By fourth grade, I gravitated to the Spanish girls that moved into town and spent many after-schools and sleepovers looking to understand who I was. I began to learn how to dance to Spanish music and eat Spanish foods.

I would try to speak and understand the language the best I could even though I could not use it at home. In middle school, high school, and three semesters at Kean University, I studied Spanish. I traveled to Puerto Rico, Mexico, and Honduras to explore Spanish culture and language. I finally felt like the missing piece of my puzzle was filled.

And then the opportunity to come to Hawkins Street School came and as what — a bilingual second-grade teacher. I understood these students in a way that is hard to explain.

They are like me but in a way backwards.

They are fluent in Spanish and hungry to obtain fluency in English to succeed in the world. I was fluent in English with a hunger to obtain it in Spanish to succeed in the world. I feel as a child I lost out.

My road until now has by far not been an easy one, but I am a blessed educated Hispanic American. I know that my road is not over. There are so many places to see, so many food to taste, and so many songs to dance too.
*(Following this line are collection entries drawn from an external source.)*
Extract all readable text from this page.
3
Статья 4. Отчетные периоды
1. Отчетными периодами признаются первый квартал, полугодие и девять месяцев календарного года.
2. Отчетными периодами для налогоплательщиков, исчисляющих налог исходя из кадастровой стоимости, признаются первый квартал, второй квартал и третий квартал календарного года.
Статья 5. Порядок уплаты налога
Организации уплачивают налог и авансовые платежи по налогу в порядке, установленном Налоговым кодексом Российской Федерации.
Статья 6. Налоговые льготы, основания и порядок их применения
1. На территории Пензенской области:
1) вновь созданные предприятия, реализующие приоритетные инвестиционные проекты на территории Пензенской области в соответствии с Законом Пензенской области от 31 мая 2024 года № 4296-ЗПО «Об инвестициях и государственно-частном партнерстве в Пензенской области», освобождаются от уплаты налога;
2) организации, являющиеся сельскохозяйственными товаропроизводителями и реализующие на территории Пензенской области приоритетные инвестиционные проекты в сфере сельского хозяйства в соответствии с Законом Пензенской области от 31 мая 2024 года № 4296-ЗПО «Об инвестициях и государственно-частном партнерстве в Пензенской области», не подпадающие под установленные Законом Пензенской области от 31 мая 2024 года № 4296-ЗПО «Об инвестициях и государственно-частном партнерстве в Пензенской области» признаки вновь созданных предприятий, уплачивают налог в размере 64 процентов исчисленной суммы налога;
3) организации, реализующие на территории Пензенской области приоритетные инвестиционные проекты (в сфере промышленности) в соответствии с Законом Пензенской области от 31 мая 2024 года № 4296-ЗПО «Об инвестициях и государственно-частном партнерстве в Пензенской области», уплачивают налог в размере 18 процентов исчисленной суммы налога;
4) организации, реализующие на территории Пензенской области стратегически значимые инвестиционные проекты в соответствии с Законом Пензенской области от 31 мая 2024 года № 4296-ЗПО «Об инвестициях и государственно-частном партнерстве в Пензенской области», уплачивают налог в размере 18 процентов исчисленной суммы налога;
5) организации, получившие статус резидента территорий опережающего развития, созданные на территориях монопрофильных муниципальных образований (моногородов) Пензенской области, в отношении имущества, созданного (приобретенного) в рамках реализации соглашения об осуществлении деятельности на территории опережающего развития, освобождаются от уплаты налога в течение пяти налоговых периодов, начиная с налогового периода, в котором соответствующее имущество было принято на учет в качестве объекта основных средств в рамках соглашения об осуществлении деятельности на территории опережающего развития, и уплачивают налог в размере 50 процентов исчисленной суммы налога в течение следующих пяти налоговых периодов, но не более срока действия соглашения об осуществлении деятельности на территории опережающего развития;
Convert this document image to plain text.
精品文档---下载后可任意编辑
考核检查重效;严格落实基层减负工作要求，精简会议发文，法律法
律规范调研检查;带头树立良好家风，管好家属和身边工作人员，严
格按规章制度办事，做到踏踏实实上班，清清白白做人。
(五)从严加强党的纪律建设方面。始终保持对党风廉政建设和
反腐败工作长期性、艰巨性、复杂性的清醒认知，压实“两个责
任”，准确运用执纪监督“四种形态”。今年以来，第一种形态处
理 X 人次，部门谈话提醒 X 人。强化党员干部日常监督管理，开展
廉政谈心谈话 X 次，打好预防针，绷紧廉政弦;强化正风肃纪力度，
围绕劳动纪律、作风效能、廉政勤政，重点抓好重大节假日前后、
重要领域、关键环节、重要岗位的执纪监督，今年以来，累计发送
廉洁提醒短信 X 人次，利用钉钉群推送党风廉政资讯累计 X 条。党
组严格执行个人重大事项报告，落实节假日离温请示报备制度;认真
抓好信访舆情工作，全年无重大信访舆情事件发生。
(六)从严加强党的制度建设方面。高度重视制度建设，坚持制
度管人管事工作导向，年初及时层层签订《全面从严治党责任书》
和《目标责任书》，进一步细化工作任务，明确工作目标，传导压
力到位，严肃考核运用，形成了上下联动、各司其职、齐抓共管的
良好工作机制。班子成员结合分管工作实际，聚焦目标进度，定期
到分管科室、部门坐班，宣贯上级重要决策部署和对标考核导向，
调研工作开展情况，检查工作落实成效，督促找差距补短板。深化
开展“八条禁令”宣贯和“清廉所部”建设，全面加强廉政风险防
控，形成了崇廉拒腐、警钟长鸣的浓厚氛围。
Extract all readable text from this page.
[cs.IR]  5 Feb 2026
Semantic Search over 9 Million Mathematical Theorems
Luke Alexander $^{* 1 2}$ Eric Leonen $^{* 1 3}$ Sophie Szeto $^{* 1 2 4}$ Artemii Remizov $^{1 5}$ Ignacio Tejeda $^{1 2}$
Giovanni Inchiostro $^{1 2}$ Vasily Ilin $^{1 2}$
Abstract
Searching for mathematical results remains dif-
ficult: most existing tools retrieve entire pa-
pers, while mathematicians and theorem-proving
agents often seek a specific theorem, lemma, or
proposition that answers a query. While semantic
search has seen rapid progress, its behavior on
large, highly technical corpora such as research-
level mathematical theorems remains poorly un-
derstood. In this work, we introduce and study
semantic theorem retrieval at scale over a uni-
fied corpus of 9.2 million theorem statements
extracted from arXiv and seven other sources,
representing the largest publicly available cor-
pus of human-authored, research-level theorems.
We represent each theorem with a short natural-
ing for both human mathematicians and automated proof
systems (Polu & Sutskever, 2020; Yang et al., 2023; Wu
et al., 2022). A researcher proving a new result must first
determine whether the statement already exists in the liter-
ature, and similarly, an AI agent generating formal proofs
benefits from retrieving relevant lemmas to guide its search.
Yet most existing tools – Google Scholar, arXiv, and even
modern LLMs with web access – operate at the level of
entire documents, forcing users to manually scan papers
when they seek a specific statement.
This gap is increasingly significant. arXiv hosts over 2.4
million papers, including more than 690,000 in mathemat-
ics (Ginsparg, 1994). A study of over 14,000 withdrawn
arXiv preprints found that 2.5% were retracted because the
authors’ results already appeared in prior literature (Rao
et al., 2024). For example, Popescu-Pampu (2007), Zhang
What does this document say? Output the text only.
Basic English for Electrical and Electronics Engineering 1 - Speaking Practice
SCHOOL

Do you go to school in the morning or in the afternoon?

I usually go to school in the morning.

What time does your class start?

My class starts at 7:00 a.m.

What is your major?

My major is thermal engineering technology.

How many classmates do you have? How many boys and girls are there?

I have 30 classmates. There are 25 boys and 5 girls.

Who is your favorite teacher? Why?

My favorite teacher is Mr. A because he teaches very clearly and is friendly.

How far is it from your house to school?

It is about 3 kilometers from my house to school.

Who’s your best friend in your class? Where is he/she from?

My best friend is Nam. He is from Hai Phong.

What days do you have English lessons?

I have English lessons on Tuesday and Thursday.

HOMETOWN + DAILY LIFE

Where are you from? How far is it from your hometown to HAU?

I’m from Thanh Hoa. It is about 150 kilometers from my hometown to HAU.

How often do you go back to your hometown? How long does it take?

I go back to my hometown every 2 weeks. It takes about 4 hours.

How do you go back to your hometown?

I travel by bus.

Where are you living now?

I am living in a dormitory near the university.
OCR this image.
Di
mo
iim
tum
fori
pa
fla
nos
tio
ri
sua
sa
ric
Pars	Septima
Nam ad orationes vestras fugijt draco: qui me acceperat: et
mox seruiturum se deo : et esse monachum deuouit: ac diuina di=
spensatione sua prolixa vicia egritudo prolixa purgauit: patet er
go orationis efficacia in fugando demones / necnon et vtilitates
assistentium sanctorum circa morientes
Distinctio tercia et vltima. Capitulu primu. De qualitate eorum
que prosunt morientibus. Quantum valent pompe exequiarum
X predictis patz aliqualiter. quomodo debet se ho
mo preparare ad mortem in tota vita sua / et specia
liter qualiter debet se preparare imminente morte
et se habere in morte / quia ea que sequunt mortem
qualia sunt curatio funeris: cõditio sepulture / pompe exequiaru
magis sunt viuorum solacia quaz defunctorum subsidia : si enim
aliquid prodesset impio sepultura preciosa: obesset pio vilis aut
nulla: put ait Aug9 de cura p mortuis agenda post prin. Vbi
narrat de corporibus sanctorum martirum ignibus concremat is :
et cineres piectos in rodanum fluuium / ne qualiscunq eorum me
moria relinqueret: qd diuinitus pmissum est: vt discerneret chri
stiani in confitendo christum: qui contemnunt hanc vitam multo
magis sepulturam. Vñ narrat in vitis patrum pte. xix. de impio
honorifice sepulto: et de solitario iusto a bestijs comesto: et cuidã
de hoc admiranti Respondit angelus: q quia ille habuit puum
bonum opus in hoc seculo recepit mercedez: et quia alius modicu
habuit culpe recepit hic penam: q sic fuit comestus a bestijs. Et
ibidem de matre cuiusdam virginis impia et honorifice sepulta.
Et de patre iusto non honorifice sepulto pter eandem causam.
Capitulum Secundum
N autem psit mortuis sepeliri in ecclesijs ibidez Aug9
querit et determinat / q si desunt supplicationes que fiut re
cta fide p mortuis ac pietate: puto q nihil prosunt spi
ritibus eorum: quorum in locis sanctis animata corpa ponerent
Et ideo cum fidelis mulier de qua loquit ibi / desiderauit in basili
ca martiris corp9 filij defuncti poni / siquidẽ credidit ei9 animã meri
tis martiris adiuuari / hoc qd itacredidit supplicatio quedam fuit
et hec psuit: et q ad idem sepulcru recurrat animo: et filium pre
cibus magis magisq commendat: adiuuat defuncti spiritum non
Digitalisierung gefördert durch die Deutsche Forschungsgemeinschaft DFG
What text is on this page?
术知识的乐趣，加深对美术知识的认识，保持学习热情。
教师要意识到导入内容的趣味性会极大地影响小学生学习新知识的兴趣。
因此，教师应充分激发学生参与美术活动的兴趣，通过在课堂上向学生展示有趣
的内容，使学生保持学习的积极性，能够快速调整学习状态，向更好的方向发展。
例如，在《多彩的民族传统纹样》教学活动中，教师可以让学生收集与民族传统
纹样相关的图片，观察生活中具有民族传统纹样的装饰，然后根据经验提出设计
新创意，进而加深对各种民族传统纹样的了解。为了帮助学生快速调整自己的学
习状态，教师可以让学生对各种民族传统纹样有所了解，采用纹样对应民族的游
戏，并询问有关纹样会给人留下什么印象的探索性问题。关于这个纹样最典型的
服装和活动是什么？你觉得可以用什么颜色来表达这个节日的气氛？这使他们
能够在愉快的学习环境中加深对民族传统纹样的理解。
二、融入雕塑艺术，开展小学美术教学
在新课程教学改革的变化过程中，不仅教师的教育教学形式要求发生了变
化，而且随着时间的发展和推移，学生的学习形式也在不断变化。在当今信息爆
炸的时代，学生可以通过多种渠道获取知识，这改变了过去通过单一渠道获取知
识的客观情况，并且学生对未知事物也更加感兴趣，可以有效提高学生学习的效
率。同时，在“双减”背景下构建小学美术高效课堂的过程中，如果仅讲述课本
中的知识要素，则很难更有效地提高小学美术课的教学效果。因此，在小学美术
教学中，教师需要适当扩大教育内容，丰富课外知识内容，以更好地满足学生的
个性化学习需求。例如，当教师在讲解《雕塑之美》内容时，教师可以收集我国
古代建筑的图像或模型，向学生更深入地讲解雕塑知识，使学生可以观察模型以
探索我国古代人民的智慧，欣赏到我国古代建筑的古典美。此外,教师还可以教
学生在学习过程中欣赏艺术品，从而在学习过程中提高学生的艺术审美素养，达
I thank my students over the past four years for being such a big part of this little “abandoned” baby who became a “chosen” child grown into a “blessed teacher.” They fill my heart and I will always be here to help them have a blessed story because the stars are in their reach no matter what language barrier is there.

We can break through!

Palumbo is a second-grade bilingual teacher Hawkins Street School. This essay is from “The Hispanic American Dreams of Hawkins Street School,” a self-published book by the school’s students and staff that was compiled by teacher Ana Couto.